Désignation d'un dictateur (début juillet 217)

[XXII, 8]

(1) Avant qu'il y eût un plan bien arrêté, on annonce soudain une autre défaite; quatre mille cavaliers et le propréteur Caius Centenius, envoyés à son collègue par le consul Servilius, ont été, en Ombrie, région vers laquelle ils s'étaient dirigés à la nouvelle de la bataille de Trasimène, cernés par Hannibal. (2) Cette nouvelle affecta les gens de façons diverses: les uns, le coeur occupé d'une plus grande affliction, trouvèrent légère, en comparaison des pertes précédentes, celle des cavaliers; (3) les autres ne jugeaient pas les événements en eux-mêmes: comme un corps affaibli ressent une impression, si légère soit-elle, plus qu'un corps sain une impression plus forte, (4) il fallait alors, pensaient-ils, l'État étant malade et affaibli, juger tout malheur qui lui arrivait non d'après son importance, mais d'après l'épuisement de l'État, incapable de supporter tout ce qui pouvait l'aggraver. (5) Aussi recourut-on à un remède que, depuis longtemps déjà, on n'avait ni réclamé ni employé, à la nomination d'un dictateur. Mais comme le consul, qui seul semblait pouvoir nommer un dictateur, était absent; qu'à travers l'Italie, occupée par les armées puniqnes, il n'était pas facile d'envoyer un messager ni une lettre, [et que le dictateur ne pouvait être nommé par le peuple], (6) chose qu'on n'avait jamais faite jusqu'à ce jour, le peuple nomma un dictateur, Quintus Fabius Maximus, avec Marcus Minicius Rufus comme maître de la cavalerie; (7) et le sénat les chargea de fortifier les remparts et les tours de Rome, de disposer des postes où ils le jugeraient bon, de couper les ponts: il fallait se battre pour la ville et les Pénates, puisqu'on n'avait pu défendre l'Italie.
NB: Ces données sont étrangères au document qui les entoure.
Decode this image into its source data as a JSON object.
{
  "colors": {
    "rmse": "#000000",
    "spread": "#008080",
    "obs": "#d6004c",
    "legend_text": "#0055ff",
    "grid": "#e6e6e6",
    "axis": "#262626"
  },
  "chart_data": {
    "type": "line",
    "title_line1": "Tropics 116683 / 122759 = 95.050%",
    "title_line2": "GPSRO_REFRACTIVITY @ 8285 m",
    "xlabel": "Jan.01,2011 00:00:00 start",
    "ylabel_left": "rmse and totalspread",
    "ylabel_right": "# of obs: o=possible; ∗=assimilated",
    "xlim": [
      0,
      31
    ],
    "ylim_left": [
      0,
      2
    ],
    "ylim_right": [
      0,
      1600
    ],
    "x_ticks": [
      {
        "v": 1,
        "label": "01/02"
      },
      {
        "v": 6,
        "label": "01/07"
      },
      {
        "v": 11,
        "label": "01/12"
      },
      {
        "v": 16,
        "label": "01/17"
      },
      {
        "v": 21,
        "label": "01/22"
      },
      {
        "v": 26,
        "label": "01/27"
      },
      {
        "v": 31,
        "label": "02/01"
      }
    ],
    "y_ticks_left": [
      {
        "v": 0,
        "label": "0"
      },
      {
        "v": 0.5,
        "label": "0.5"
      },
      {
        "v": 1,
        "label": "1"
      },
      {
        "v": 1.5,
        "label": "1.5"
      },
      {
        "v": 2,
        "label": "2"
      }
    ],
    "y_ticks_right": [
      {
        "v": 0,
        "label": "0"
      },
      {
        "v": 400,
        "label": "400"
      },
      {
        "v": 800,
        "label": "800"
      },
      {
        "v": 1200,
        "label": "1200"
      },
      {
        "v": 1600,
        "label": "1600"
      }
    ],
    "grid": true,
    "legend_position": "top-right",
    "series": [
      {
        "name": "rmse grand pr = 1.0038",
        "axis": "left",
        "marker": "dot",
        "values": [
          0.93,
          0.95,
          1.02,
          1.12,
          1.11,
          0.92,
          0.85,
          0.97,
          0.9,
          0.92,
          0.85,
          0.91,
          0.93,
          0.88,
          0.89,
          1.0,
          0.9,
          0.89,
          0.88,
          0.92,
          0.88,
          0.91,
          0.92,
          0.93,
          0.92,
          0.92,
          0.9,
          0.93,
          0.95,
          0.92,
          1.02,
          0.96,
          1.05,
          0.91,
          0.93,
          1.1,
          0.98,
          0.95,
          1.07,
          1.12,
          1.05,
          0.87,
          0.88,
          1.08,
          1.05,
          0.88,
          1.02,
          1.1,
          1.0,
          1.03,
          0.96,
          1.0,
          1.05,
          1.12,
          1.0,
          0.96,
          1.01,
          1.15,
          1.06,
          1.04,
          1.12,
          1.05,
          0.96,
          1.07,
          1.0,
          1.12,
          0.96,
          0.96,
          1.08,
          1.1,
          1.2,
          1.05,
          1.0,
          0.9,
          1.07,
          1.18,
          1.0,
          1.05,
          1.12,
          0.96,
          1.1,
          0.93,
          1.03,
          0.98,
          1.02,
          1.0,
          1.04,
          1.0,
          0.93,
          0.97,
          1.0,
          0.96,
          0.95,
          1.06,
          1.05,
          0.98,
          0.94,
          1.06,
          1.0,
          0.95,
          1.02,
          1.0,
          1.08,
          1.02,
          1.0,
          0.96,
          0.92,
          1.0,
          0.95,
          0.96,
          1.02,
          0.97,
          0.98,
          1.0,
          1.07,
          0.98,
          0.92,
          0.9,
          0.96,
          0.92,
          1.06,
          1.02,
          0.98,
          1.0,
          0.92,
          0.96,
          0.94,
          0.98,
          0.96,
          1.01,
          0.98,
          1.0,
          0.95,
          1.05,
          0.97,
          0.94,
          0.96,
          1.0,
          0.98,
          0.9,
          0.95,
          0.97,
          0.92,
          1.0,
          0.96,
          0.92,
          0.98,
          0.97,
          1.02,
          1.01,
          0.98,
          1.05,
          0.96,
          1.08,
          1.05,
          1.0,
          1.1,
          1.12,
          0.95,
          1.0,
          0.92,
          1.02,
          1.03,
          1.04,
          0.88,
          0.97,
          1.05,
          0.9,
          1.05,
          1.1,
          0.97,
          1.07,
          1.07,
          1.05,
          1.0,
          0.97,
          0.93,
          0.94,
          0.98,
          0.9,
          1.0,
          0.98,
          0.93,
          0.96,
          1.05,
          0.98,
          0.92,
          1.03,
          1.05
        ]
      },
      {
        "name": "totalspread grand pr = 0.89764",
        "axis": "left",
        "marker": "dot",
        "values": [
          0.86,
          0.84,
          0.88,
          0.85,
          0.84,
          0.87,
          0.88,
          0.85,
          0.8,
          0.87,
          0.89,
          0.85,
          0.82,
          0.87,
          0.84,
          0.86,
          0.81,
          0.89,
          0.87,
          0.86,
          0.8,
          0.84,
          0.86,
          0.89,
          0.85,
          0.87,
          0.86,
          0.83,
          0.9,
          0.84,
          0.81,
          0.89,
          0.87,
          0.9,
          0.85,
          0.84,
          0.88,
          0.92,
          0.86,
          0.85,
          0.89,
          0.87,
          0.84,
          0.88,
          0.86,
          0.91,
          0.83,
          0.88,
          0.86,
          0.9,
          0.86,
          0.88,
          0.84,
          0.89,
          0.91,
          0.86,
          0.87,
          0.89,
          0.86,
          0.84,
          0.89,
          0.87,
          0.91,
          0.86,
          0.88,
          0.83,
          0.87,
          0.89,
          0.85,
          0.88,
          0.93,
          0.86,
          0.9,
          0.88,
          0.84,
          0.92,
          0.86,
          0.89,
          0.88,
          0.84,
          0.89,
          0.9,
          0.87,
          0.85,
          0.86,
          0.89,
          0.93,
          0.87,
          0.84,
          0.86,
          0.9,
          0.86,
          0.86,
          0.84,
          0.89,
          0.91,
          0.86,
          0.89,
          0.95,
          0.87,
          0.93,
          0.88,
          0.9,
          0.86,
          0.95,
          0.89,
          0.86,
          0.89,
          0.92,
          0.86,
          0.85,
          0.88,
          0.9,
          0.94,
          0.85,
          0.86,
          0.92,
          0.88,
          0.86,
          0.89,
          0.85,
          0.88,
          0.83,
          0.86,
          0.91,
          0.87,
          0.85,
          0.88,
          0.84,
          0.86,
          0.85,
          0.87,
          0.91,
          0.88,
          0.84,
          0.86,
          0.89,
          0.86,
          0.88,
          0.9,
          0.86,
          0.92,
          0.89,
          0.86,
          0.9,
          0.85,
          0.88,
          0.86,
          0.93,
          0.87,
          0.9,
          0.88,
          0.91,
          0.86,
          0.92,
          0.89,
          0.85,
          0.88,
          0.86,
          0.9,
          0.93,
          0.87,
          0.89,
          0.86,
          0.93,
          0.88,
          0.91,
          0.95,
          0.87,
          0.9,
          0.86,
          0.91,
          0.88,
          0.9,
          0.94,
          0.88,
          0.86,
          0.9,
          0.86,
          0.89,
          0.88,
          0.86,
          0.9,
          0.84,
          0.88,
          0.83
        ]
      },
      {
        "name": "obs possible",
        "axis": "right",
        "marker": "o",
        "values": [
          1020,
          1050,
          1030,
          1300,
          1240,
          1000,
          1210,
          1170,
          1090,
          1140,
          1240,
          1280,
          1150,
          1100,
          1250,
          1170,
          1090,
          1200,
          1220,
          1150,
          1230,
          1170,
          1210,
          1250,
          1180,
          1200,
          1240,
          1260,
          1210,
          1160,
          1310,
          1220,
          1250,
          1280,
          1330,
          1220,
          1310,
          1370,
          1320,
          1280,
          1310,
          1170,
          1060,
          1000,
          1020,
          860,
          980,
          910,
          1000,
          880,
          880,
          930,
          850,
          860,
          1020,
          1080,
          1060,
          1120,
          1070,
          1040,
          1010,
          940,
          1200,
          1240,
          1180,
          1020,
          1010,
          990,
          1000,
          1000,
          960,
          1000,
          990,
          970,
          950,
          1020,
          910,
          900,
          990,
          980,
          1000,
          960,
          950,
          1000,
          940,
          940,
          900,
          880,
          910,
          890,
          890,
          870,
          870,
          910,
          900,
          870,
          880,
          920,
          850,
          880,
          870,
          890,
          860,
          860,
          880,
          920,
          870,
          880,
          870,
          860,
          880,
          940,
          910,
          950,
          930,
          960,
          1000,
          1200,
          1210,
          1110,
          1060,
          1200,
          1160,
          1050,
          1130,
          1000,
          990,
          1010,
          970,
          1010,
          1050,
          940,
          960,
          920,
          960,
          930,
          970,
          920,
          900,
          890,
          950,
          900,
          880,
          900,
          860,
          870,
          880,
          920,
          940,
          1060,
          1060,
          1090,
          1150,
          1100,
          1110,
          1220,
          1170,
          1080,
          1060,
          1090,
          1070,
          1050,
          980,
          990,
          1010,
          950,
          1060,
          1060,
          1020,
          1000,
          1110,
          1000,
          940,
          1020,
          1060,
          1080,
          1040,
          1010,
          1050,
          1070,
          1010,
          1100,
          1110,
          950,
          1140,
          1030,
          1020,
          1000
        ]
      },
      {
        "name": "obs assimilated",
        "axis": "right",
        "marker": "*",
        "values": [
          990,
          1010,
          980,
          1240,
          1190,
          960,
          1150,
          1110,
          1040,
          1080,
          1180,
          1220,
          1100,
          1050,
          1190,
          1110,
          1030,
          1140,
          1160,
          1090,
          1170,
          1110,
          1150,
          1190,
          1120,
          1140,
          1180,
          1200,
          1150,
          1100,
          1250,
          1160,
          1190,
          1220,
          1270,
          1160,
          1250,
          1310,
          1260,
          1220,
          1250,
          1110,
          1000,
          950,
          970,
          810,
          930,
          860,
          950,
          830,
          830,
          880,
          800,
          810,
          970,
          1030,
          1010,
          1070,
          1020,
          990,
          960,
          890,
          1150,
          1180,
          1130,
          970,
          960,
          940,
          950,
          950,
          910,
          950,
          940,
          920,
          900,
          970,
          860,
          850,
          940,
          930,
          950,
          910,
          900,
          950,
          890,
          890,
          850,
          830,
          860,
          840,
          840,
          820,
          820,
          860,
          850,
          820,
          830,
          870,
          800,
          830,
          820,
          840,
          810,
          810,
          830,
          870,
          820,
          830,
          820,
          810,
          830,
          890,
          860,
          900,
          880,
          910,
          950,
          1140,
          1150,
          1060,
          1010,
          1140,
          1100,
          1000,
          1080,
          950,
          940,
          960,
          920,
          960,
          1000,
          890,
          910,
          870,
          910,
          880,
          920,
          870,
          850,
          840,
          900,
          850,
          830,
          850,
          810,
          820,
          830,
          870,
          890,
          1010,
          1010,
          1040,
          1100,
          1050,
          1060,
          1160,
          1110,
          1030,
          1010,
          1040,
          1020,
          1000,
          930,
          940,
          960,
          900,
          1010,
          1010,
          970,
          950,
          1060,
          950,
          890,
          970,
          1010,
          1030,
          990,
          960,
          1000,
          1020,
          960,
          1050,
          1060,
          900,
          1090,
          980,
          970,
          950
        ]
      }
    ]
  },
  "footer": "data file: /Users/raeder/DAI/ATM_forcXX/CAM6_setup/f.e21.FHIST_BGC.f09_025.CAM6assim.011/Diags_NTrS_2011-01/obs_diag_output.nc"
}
Autres conséquences de la défaite

[XXII, 9]

(1) Hannibal vint en droite ligne, à travers l'Ombrie, jusqu'à Spolète. (2) Comme, après avoir complètement ravagé son territoire, il fut, en essayant d'attaquer la ville, repoussé avec de grandes pertes, se figurant, d'après les forces de la seule colonie contre laquelle il venait d'échouer, l'énorme puissance de Rome, (3) il se détourna vers le territoire de Picenum, non seulement abondant en produits de toute sorte, mais plein d'un butin qu'enlevaient, en se dispersant, ses soldats avides et misérables. (4) Il resta là quelques jours dans des baraquements, où se réconfortèrent ses troupes, éprouvées par les marches d'hiver, la traversée des marais, et des combats plus heureux par leur issue que légers ou faciles. (5) Après avoir donné assez de repos à ces hommes qui aimaient mieux le butin et les ravages que les loisirs et le repos, il part, pille les territoires des Praetutii et d'Hadria, puis les Marses, les Marrucini et les Paeligni, et, autour d'Arpi et de Luceria, l'Apulie toute proche. (6) Le consul Cneius Servilius, après de légers combats avec les Gaulois et la prise d'une place peu connue, apprenant la mort de son collègue et le massacre de l'armée, et craignant déjà pour les murs de la patrie, de peur de s'en trouver éloigné dans une situation si critique, se dirigea vers Rome.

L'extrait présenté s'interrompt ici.